I truly believe most employees don’t wake up in the morning and say to themselves “I can’t wait to get to work and get a customer really angry today.”  I believe that most employees want to delight and please their customers by offering great service, but that there are times when an obstacle (no fault of theirs) gets in the way of that delivery. And that’s when you start to hear the excuses or blame game such as, “I did my part”, “the computers are down”, “it’s those folks in operations who need to get their act together”, “it must be stuck in administration”, etc.

The purpose of a Service Obstacle System (SOS) is to give employees a mechanism of where to communicate those obstacles, a methodical approach to resolving the obstacles, and a closed-loop feedback process to communicate back to the originator of the obstacle as to how it was solved.

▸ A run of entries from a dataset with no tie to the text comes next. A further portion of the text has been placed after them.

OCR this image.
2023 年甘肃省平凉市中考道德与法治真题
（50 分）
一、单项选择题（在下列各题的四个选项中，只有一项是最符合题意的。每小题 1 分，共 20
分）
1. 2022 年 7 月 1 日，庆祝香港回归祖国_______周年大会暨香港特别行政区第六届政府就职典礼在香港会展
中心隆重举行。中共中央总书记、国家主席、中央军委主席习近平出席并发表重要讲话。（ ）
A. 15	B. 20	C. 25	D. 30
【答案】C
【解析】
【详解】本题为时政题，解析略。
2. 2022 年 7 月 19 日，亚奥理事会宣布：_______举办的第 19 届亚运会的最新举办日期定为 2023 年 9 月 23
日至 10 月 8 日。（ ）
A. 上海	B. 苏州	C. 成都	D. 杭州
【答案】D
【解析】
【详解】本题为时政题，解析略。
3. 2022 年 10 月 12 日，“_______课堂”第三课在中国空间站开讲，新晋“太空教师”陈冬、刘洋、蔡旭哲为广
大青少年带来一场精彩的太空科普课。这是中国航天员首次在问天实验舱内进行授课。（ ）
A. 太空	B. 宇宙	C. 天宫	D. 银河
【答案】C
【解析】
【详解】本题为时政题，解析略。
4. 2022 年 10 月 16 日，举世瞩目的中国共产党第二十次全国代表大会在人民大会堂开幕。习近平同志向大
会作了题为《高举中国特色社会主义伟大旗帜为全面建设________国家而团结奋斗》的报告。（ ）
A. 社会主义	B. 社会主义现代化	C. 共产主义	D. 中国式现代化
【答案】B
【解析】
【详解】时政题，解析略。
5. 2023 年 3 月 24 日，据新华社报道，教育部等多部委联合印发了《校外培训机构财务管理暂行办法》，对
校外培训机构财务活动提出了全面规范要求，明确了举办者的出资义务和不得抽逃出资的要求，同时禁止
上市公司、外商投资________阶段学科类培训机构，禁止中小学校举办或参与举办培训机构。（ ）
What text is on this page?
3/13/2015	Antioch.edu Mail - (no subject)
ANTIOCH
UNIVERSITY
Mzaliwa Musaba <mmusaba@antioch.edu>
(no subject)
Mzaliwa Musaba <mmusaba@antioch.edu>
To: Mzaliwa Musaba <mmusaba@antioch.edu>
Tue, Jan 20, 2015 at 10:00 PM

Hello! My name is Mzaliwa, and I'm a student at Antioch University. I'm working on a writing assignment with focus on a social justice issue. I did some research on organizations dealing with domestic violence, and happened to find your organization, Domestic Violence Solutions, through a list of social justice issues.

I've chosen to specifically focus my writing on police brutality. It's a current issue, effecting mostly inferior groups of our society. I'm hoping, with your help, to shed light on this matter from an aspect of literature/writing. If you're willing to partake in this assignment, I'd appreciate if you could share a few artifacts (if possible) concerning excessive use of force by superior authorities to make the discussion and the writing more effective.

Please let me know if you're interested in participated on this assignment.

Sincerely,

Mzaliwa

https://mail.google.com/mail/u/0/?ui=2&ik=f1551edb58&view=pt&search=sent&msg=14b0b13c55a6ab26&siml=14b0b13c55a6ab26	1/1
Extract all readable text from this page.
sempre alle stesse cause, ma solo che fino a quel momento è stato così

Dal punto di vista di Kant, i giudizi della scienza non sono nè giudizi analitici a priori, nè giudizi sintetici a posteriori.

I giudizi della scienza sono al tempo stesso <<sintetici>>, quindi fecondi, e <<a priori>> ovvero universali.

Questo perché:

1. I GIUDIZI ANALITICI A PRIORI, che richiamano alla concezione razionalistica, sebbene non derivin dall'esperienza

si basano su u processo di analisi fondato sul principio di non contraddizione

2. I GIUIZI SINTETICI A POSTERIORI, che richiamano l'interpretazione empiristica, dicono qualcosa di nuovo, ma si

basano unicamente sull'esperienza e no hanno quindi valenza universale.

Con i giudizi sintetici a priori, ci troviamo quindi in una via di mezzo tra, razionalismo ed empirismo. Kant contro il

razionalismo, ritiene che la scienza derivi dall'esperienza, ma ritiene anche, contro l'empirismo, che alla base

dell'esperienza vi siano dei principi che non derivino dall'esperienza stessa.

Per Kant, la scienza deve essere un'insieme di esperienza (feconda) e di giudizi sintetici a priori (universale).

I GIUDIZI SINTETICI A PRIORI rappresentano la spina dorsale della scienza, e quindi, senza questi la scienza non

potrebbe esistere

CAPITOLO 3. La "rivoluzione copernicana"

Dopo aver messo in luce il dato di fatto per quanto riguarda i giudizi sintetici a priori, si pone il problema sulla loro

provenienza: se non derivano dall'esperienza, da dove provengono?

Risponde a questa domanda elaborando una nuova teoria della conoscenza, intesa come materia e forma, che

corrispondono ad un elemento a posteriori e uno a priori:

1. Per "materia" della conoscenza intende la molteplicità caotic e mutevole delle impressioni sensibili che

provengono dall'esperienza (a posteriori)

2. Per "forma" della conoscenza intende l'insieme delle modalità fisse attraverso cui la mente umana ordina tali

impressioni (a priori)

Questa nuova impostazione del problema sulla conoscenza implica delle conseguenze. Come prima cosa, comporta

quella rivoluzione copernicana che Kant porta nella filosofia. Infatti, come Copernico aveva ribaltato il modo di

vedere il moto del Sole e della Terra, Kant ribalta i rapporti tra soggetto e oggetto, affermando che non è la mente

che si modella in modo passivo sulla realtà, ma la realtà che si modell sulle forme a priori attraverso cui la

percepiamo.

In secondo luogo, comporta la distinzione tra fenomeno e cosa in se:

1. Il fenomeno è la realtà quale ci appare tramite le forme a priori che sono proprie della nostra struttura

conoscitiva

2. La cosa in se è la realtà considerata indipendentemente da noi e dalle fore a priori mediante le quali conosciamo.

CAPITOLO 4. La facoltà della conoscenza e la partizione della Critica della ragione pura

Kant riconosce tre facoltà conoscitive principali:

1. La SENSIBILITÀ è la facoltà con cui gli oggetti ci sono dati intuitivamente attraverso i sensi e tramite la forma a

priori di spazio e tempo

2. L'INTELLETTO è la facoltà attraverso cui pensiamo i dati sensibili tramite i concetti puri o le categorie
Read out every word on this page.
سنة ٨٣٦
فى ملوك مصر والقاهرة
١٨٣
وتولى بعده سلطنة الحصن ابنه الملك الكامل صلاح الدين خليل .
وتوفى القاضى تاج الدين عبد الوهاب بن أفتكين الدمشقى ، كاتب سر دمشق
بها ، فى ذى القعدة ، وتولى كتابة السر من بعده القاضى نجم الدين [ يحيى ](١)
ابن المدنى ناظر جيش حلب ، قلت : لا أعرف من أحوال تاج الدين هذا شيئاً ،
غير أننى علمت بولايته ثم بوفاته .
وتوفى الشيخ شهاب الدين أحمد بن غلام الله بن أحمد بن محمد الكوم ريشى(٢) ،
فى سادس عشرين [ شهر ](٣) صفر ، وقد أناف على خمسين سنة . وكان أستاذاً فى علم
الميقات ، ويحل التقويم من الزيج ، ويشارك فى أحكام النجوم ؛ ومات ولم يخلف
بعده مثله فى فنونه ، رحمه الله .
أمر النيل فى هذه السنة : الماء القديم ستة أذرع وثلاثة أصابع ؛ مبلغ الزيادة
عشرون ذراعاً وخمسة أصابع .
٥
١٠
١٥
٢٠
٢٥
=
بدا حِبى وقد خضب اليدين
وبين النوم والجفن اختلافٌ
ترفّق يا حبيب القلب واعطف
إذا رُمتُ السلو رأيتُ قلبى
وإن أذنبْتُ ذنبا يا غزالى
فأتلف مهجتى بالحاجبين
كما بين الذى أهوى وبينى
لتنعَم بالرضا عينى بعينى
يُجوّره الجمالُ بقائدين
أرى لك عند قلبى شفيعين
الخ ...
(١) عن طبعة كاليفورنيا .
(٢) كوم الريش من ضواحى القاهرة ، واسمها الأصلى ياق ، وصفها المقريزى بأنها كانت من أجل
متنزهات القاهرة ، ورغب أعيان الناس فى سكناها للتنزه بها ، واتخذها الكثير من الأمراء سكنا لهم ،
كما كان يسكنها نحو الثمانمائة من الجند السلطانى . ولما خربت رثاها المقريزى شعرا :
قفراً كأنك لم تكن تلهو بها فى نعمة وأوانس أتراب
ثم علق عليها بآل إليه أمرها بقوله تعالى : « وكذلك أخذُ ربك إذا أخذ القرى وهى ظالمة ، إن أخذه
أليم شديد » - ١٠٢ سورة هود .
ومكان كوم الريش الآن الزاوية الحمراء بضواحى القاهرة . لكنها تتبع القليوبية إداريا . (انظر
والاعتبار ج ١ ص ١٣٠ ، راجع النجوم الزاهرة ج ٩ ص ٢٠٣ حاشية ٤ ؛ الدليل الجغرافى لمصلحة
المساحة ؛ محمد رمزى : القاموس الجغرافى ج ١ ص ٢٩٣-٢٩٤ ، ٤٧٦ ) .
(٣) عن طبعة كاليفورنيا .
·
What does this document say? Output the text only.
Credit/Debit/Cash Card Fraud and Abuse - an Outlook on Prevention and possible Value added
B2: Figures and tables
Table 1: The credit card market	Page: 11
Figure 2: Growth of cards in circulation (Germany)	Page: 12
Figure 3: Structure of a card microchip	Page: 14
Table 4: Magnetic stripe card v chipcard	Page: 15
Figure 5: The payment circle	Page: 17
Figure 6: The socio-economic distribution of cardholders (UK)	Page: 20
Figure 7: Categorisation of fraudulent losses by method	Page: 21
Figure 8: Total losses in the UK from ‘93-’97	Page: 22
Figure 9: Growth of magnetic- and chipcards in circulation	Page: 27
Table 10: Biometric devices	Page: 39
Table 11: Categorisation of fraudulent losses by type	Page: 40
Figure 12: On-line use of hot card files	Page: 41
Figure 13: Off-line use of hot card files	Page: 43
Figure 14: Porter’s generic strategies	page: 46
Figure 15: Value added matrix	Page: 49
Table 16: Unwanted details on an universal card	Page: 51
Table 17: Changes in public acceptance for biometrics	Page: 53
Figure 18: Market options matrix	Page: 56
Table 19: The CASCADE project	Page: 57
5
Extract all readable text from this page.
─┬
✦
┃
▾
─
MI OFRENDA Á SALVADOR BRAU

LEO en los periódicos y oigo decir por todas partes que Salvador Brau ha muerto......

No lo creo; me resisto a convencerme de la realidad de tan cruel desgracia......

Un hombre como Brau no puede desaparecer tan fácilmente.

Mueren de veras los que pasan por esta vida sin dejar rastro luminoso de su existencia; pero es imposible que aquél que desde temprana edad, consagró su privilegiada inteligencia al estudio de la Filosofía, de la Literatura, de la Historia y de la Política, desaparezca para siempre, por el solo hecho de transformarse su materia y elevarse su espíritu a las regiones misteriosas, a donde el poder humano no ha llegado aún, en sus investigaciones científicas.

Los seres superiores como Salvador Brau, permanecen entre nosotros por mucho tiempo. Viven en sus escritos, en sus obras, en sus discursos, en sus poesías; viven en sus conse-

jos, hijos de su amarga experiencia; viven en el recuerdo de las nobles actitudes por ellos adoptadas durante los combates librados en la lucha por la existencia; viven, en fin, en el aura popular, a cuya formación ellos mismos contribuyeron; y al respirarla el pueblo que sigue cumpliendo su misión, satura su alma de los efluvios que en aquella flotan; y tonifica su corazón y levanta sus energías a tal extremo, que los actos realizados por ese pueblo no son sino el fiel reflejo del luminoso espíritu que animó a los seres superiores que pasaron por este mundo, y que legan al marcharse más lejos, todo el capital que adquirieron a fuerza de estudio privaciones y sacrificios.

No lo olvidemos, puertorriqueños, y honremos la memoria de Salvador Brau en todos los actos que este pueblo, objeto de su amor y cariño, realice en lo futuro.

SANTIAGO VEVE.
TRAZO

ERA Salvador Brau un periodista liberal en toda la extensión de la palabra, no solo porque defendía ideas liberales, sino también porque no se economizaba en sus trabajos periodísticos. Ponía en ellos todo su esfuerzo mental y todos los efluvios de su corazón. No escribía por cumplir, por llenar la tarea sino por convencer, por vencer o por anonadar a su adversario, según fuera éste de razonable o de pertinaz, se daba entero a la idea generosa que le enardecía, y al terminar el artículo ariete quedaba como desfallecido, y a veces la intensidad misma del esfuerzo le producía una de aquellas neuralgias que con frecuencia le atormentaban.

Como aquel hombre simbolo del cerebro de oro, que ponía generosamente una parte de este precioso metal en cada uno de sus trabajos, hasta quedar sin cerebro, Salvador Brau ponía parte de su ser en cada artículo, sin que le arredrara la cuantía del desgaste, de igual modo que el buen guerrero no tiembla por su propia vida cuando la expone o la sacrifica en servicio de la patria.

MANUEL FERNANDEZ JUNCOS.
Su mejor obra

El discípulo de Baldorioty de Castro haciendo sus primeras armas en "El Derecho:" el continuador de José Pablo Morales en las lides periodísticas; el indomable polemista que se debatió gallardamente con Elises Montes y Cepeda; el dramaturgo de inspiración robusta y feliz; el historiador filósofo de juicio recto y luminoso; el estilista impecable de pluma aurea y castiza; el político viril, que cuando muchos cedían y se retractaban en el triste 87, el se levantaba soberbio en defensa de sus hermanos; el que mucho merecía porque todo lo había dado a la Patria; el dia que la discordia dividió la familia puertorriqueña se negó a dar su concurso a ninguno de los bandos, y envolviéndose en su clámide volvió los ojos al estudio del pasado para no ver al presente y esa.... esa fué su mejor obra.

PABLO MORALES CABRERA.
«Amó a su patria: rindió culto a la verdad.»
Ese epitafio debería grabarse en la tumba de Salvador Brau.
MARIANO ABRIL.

You can design a simple or more complex SOS, you can design a paper or intranet SOS, but no matter the design, the system should contain these three components:

1. A request for help that identifies the obstacle
2. A log-in to capture, record and assign the requests
3. A status report form to keep track of what stage of resolution the obstacle is in

Let’s take a quick look at each one of these components:

1. The request for help that identifies the obstacle should ask for objective data to assist in determining how big the obstacle is, how much it impacts the customer experience, and who could possibly be involved in coming up with a resolution.

2. The log-in to capture and record all obstacles helps to ensure SOS requests don’t get lost or fall through the cracks. Each can be assigned a number and should be resolved at the lowest level. Only those obstacles that typically involve several departments or stakeholders need to be assigned out to a team of people who have the knowledge and background to come up with a corrective action.

3. The status report is completed by the SOS team that has been put together for the purpose of identifying the root cause/s and determining a correction action/s. This team is responsible to ensure the corrective action is implemented and that there is a follow up mechanism in place to make certain the corrective action worked. If it does, then the status report can reflect that the obstacle has been resolved, what corrective action was put in place,  and send a close-out of the report back to the originator of the obstacle.

At this point, I highly recommend that a celebration of some sort takes place that shows appreciation to the individual who submitted the SOS and to the team that determined a resolution and ensured its implementation. What this communicates is that management is serious about continuous improvement and encourages employees to be more forthright in communicating the obstacles that they encounter vs. sweeping them under the rug and negatively affecting the customer experience.

When employees see that management is committed to removing the obstacles that are preventing them from delivering excellent service, it makes them feel more confident in their role of delivering WOW service.